CHENNAI, OCT 22: The 132-year-old block inside the high-security 60-acre Vellore Central Jail where they live is now in the penumbra of death.Murugan, Santhan and Perarivalan -- sentenced to death in the Rajiv Gandhi assassination case -- wait in narrow cells between the gallows and a clemency petition. The fourth, Nalini, is in another block in the same jail.
The three male prisoners occupy a block along with three others awarded life sentences in the same case -- Ravichandran, Robert Paes and Jayakumar. The block is surrounded by 18-feet-high walls, with barbed wire fencing on one side.
The cells are opened every morning at 6 am and till 8 am they have access to the open space outside their cells. A game of badminton and some walking later, they are back to their block. They then spend their time watching Doordarshan programmes on the television set kept in the corridor outside the cells. In the evenings, it is another hour of play before they are back in their cells by 6 pm.
If their plea formercy is rejected by the President, they will remain locked up in the cells all day and be treated as `A' class prisoners till the day of execution.
Once every fortnight they meet their relatives. Murugan gets to meet his wife Nalini on alternate Saturdays. Advocates come calling more often. Nalini's mother, brother, sister and brother-in-law visit Murugan, and Perarivalan's parents and sister, based in Jolarpet, come regularly on `visitors day'. Santhan, a Lankan, seldom has visitors.
While the officials claim that the gallows with a capacity to hang two persons at a time, have always been in a state of readiness, they have been getting ready for the order. The keels have been oiled and the lever that propels the wooden door, checked. Manila ropes used to hang convicts are ready, say the authorities.

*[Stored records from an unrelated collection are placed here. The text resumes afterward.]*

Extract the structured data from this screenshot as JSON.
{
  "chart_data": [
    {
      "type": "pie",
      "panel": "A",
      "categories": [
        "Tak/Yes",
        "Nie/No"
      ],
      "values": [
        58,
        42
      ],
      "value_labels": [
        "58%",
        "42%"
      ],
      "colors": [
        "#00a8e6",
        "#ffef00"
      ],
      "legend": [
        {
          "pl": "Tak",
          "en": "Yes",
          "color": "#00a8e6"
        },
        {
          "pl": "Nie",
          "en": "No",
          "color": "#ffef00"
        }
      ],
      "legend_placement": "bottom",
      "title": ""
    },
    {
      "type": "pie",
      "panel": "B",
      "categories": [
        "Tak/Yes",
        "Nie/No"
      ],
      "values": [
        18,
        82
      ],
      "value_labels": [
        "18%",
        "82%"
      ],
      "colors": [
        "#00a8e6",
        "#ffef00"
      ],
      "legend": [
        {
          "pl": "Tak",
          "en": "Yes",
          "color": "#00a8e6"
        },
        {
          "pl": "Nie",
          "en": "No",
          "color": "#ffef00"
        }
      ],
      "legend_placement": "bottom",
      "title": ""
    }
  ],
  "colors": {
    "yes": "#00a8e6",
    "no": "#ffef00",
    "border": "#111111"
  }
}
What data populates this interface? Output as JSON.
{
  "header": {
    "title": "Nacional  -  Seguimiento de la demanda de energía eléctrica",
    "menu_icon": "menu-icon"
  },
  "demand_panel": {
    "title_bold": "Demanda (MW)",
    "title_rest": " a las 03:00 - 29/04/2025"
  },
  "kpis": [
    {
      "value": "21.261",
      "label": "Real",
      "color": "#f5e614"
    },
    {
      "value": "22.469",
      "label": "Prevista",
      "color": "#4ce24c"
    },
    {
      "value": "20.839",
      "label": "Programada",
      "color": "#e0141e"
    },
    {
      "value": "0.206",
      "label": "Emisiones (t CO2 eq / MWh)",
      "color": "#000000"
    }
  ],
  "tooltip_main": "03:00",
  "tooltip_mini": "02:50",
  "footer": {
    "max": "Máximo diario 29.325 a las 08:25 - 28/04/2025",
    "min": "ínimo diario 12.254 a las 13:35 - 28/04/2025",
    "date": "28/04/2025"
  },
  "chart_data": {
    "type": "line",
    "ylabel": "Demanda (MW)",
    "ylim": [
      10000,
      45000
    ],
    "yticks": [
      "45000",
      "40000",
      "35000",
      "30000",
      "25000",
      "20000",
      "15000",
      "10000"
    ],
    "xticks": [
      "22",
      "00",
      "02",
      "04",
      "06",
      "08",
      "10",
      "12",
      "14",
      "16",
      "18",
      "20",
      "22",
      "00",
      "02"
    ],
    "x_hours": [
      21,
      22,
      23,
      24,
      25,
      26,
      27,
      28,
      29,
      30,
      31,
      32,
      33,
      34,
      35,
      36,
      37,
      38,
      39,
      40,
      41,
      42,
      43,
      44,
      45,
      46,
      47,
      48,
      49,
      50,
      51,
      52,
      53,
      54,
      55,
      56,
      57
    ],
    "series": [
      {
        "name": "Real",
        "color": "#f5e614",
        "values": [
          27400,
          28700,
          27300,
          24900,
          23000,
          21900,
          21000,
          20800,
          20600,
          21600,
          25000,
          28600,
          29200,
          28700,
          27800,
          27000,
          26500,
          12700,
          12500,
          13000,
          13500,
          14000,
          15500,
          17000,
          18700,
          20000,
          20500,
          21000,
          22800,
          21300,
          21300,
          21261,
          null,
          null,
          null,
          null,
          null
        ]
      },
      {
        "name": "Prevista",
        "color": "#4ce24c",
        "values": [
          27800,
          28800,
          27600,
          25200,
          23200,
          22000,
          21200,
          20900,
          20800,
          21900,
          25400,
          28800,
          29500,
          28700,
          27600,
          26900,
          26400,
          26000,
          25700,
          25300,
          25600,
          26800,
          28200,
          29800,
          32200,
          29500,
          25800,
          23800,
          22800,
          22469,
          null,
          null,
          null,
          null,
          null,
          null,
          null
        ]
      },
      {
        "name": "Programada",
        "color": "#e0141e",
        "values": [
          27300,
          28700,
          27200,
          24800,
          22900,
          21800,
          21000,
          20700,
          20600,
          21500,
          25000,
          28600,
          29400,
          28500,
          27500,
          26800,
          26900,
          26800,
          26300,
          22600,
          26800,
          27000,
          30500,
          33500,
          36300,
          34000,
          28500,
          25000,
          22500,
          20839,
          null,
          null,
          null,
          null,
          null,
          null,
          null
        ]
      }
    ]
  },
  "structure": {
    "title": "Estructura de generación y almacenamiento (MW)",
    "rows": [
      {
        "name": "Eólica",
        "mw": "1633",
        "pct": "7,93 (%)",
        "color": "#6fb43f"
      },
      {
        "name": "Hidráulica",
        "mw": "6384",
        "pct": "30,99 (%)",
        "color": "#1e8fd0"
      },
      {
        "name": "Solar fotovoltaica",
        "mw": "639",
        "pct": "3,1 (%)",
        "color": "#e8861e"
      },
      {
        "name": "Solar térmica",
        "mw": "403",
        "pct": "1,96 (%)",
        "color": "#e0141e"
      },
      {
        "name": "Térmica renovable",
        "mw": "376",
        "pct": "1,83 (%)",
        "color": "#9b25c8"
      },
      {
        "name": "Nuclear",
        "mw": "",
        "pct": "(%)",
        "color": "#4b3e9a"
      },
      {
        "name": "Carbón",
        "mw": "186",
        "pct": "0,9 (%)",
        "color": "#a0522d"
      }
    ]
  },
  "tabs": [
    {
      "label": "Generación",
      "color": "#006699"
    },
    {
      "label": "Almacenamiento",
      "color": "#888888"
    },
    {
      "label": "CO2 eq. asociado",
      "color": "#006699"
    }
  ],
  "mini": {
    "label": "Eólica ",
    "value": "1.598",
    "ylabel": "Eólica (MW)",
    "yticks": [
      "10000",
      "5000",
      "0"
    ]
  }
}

The last time that the gallows were used in the Vellore prison was in 1983 when Chandru, who was condemned to death for murdering a child, was hanged. There have been hangings after that, notorious killerAuto Shankar was hanged in 1995 in the Salem jail. There is no hangman at Vellore, but the prison officials themselves have been doing it.
Jail officials feel that the hanging, if at all, will not take place soon. Two more people condemned to death are awaiting the fate of their clemency petition in the jail. Gopi and Mohan -- sentenced for kidnapping and murdering a girl -- had filed a clemency petition in July 1998. In the Rajiv Gandhi assassination case, the mercy petition has only been forwarded to the Tamil Nadu Governor and after her opinion, it will be sent to the President.
According to S Dorairaj, counsel for the prisoners, November 5, the date fixed by the TADA court for the execution, is `zero time', the earliest that the prisoners can be hanged. However, with the filing of the mercy petition, the order has been stayed.
Nalini, the lone woman, clad in the jail uniform of maroon-coloured saree and white blouse, spends her time doing yoga, playing chess and carrom and reading. The post-graduatein Economics reads fiction, propaganda literature and religious texts.
Her fortnightly discussions with her husband centers on the case and the future of their seven-year-old daughter Arithra, who is now under the care of Murugan's mother in Sri Lanka. She wants Arithra to study medicine and they are now deciding whether to continue her education in Sri Lanka, India, Switzerland or London, where Murugan's brothers live.
The last she saw her daughter was six months ago before she was taken to Sri Lanka. Murugan, who sources say was very reluctant to sign the clemency petition, has now sought a meeting with his daughter.
Sources in the jail say that Muruagan had reconciled to the reality long before the Supreme Court rejected their appeal. When the news was conveyed to him, Murugan is supposed to have said: ``Idhallam therunjadhudhane (``don't we know this already'').